CFL Full Form: Compact Fluorescent Lamps / History, Advantages & Disadvantages
What is the full form of CFL?
The full form of CFL is Compact Fluorescent lamps. Commercially known as fluorescent tubes. They consist of glass tubes with two electrodes at their ends, inside which are small amounts of argon and mercury vapor; the inner surface is coated with fluorescent substances (phosphors) that transform ultraviolet radiation into red, so the light they emit is white.
History Of CFL
- The fluorescent phenomenon had been known for a long time, but the first fluorescent lamps were developed in France and Germany in the 1930s.
- In 1934 the fluorescent lamp was developed in the United States.
- Fluorescent lamps were introduced commercially in 1938, and their rapid acceptance marked a major development in the field of artificial lighting.
- It was not until 1944 that the first public lighting installations with fluorescent lamps were made.
- Fluorescent lamp developments included high-frequency ballasts that eliminate flickering light and the compact fluorescent lamp that has gained acceptance in domestic environments.
A fluorescent lamp is a glass cylinder inside which is housed in a series of materials that together produce light. Each component is essential for the light to be produced and for the light to have a certain color.

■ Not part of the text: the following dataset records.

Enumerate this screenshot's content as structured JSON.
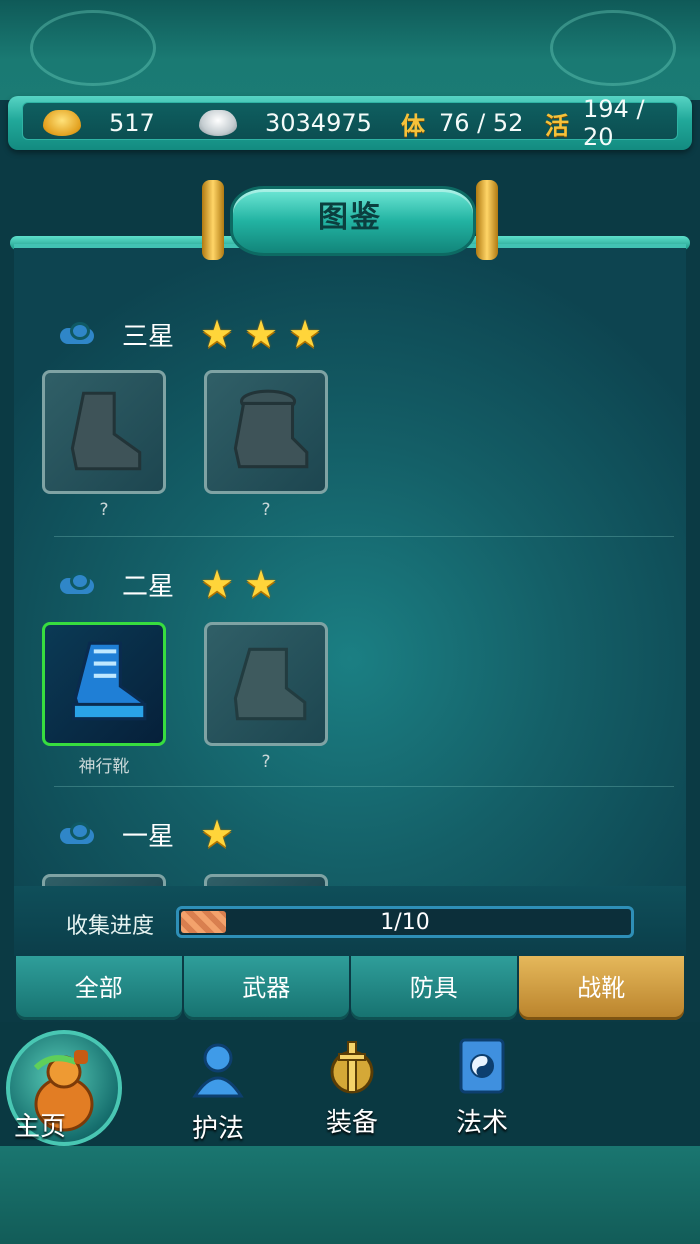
{
  "resources": {
    "gold": "517",
    "silver": "3034975",
    "stamina_glyph": "体",
    "stamina": "76 / 52",
    "activity_glyph": "活",
    "activity": "194 / 20"
  },
  "title": "图鉴",
  "sections": [
    {
      "label": "三星",
      "stars": 3,
      "items": [
        {
          "name": "?",
          "owned": false
        },
        {
          "name": "?",
          "owned": false
        }
      ]
    },
    {
      "label": "二星",
      "stars": 2,
      "items": [
        {
          "name": "神行靴",
          "owned": true
        },
        {
          "name": "?",
          "owned": false
        }
      ]
    },
    {
      "label": "一星",
      "stars": 1,
      "items": []
    }
  ],
  "progress": {
    "label": "收集进度",
    "text": "1/10",
    "value": 0.1
  },
  "tabs": [
    {
      "label": "全部",
      "active": false
    },
    {
      "label": "武器",
      "active": false
    },
    {
      "label": "防具",
      "active": false
    },
    {
      "label": "战靴",
      "active": true
    }
  ],
  "nav": {
    "home": "主页",
    "guardian": "护法",
    "equipment": "装备",
    "spells": "法术"
  },
  "colors": {
    "accent": "#22b3a2",
    "active_tab": "#d6a24b",
    "owned_border": "#37dd3f",
    "star": "#ffd53a"
  }
}
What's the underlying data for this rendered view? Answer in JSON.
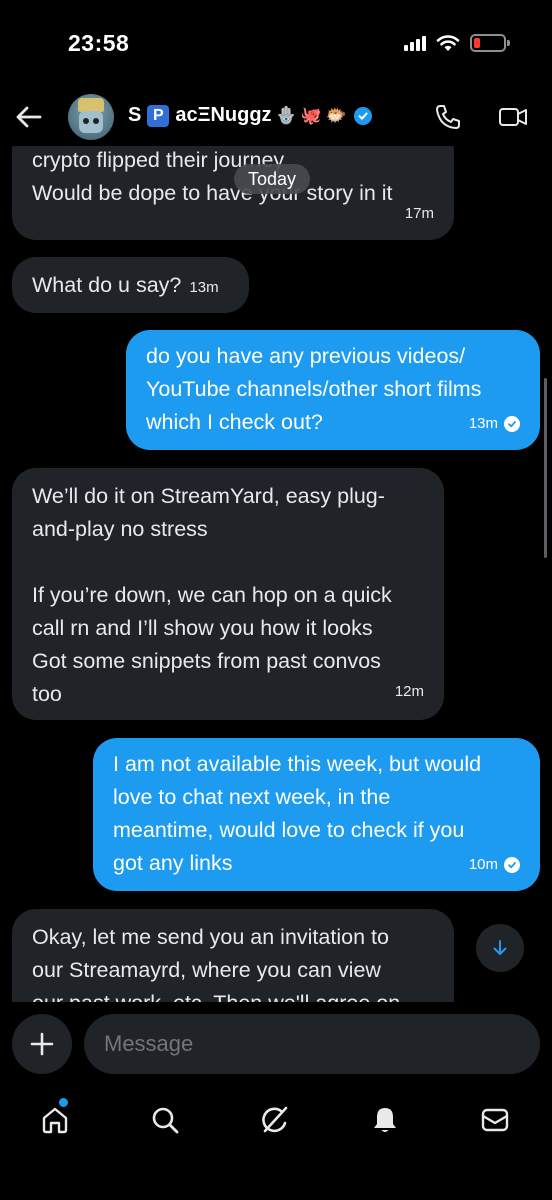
{
  "status_bar": {
    "time": "23:58",
    "colors": {
      "battery_low": "#ff3b30"
    },
    "icons": [
      "signal-icon",
      "wifi-icon",
      "battery-icon"
    ]
  },
  "header": {
    "name_prefix": "S",
    "name_badge": "P",
    "name_suffix": "acΞNuggz",
    "name_emojis": [
      "🪬",
      "🐙",
      "🐡"
    ],
    "icons": [
      "back-arrow-icon",
      "verified-badge-icon",
      "phone-icon",
      "video-icon"
    ]
  },
  "chat": {
    "date_pill": "Today",
    "messages": [
      {
        "side": "received",
        "lines": [
          "crypto flipped their journey",
          "Would be dope to have your story in it"
        ],
        "time": "17m"
      },
      {
        "side": "received",
        "lines": [
          "What do u say?"
        ],
        "time": "13m"
      },
      {
        "side": "sent",
        "lines": [
          "do you have any previous videos/",
          "YouTube channels/other short films",
          "which I check out?"
        ],
        "time": "13m"
      },
      {
        "side": "received",
        "lines": [
          "We’ll do it on StreamYard, easy plug-",
          "and-play no stress",
          "",
          "If you’re down, we can hop on a quick",
          "call rn and I’ll show you how it looks",
          "Got some snippets from past convos",
          "too"
        ],
        "time": "12m"
      },
      {
        "side": "sent",
        "lines": [
          "I am not available this week, but would",
          "love to chat next week, in the",
          "meantime, would love to check if you",
          "got any links"
        ],
        "time": "10m"
      },
      {
        "side": "received",
        "lines": [
          "Okay, let me send you an invitation to",
          "our Streamayrd, where you can view",
          "our past work, etc. Then we'll agree on"
        ],
        "time": ""
      }
    ]
  },
  "composer": {
    "placeholder": "Message"
  },
  "bottom_nav": {
    "items": [
      "home-icon",
      "search-icon",
      "grok-icon",
      "notifications-icon",
      "messages-icon"
    ]
  },
  "colors": {
    "accent": "#1d9bf0",
    "received_bubble": "#202327",
    "background": "#000000"
  }
}
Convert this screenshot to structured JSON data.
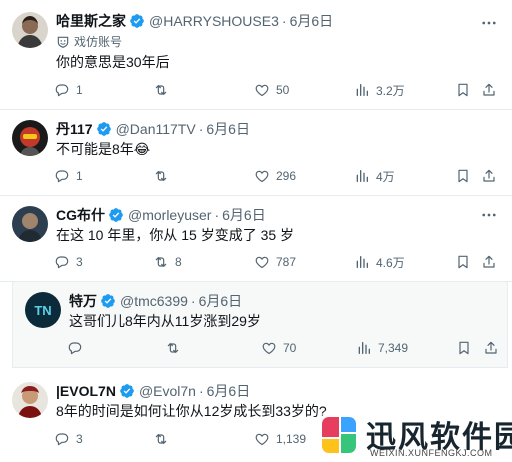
{
  "tweets": [
    {
      "name": "哈里斯之家",
      "handle": "@HARRYSHOUSE3",
      "dot": "·",
      "date": "6月6日",
      "badge": "戏仿账号",
      "text": "你的意思是30年后",
      "replies": "1",
      "retweets": "",
      "likes": "50",
      "views": "3.2万"
    },
    {
      "name": "丹117",
      "handle": "@Dan117TV",
      "dot": "·",
      "date": "6月6日",
      "text": "不可能是8年😂",
      "replies": "1",
      "retweets": "",
      "likes": "296",
      "views": "4万"
    },
    {
      "name": "CG布什",
      "handle": "@morleyuser",
      "dot": "·",
      "date": "6月6日",
      "text": "在这 10 年里，你从 15 岁变成了 35 岁",
      "replies": "3",
      "retweets": "8",
      "likes": "787",
      "views": "4.6万"
    },
    {
      "name": "特万",
      "handle": "@tmc6399",
      "dot": "·",
      "date": "6月6日",
      "text": "这哥们儿8年内从11岁涨到29岁",
      "replies": "",
      "retweets": "",
      "likes": "70",
      "views": "7,349"
    },
    {
      "name": "|EVOL7N",
      "handle": "@Evol7n",
      "dot": "·",
      "date": "6月6日",
      "text": "8年的时间是如何让你从12岁成长到33岁的?",
      "replies": "3",
      "retweets": "",
      "likes": "1,139",
      "views": ""
    }
  ],
  "avatar_labels": {
    "tmc": "TN"
  },
  "watermark": {
    "title": "迅风软件园",
    "url": "WEIXIN.XUNFENGKJ.COM"
  },
  "colors": {
    "verified": "#1d9bf0",
    "muted": "#536471",
    "text": "#0f1419",
    "divider": "#e6ecf0"
  }
}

- A glass cylinder: Match. The phosphor coats the inside of the glass cylinder as a whitish film. Care must be taken if the fluorescent is broken as this coating takes the form of a whitish powder, as if it were talc, and is toxic. For this reason, fluorescent lamps should not be thrown away if they are not recycled properly.
- Mercury vapor: Inert gases such as Neon and Argon.

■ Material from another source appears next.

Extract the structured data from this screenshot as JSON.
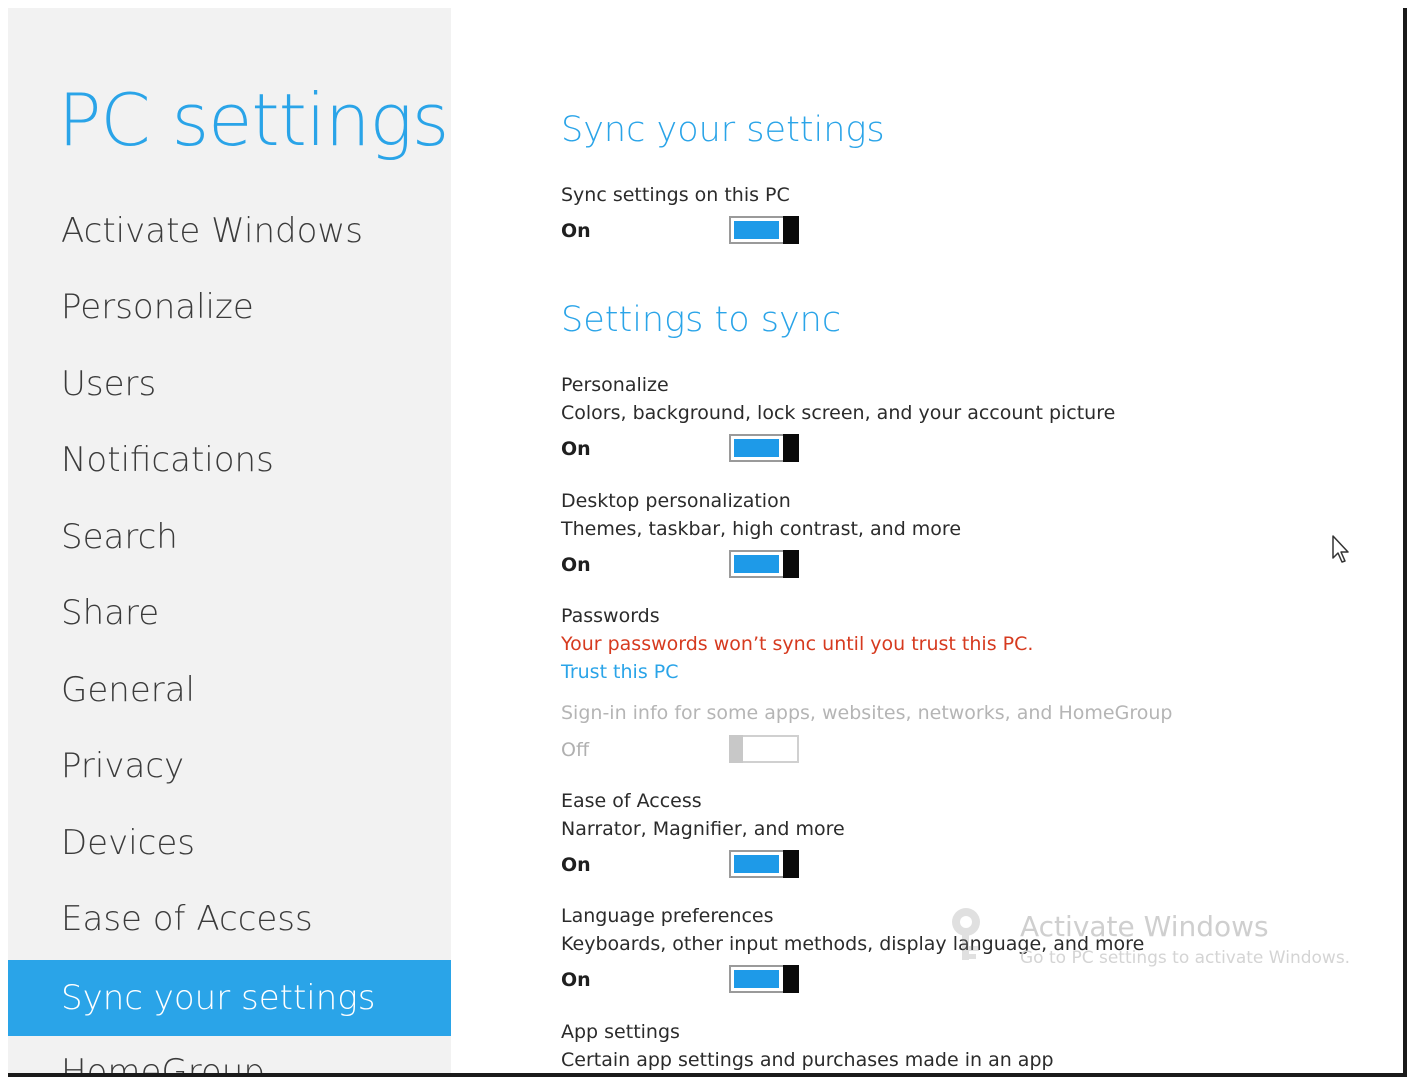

- Electric components: Fluorescent lamps are normally ready to mount, with all their devices already interconnected and fixed on a base and the electrical connection should only be made using the following materials.
- Primer: The primer generates the electrical impulse necessary to turn on the fluorescent, after that impulse and if it has achieved the objective of activating the process, it stops working. Therefore its mission is short in time, but vital. Without a primer, there is no possibility of fluorescent lighting.
- Reactance: The reactance is to control that the fluorescent is not destroyed. The hotter gases are, the less electrical resistance they oppose, which is why they absorb more intensity. In this way, if they are connected directly, they will end up destroying themselves. The function of the ballast is not to allow more intensity than that tolerated by the lamp.
- Condenser: In some installations, you will find capacitors. The function of the capacitor is to compensate for the use of reactors that use a type of power called reactive. Reactive power forces power companies to make larger investments in materials and is often penalized. Using capacitors this reactive power is reduced, with which consumption is not penalized. You don’t necessarily have to have capacitors in fluorescent tubes.
Advantages and disadvantages of fluorescent lights
- The primary advantage is savings. Fluorescent lamps need less power to illuminate the same space.
- They do not waste energy in heat, they are cold to the touch.
- They last vastly longer than traditional incandescent lamps (bulbs).
- They have different shades depending on the purpose for which they are intended.
- The most important are:
- The current consumption can be up to three times less than that of an incandescent lamp.
- Better color response. It is easy to see that the colors are more faithful to the true one.
- The light emission is 4 to 6 times greater than that of an incandescent lamp of the same power.
- It provides a more uniform and less dazzling light because the illumination area is greater. Reduced heating.
- The average life span is 7500 hours under normal conditions.
- The flicker: The emission of light is not continuous and with time a flicker can be observed that can cause a headache. This is due in addition to the wear of the material itself to the nature of the alternating electric current.
- Turning these lamps on and off too many times reduces their useful life considerably, which is why they are not suitable for spaces where lights must be switched on and off continuously.
- They have a certain delay from when they turn on until they deliver all the light power.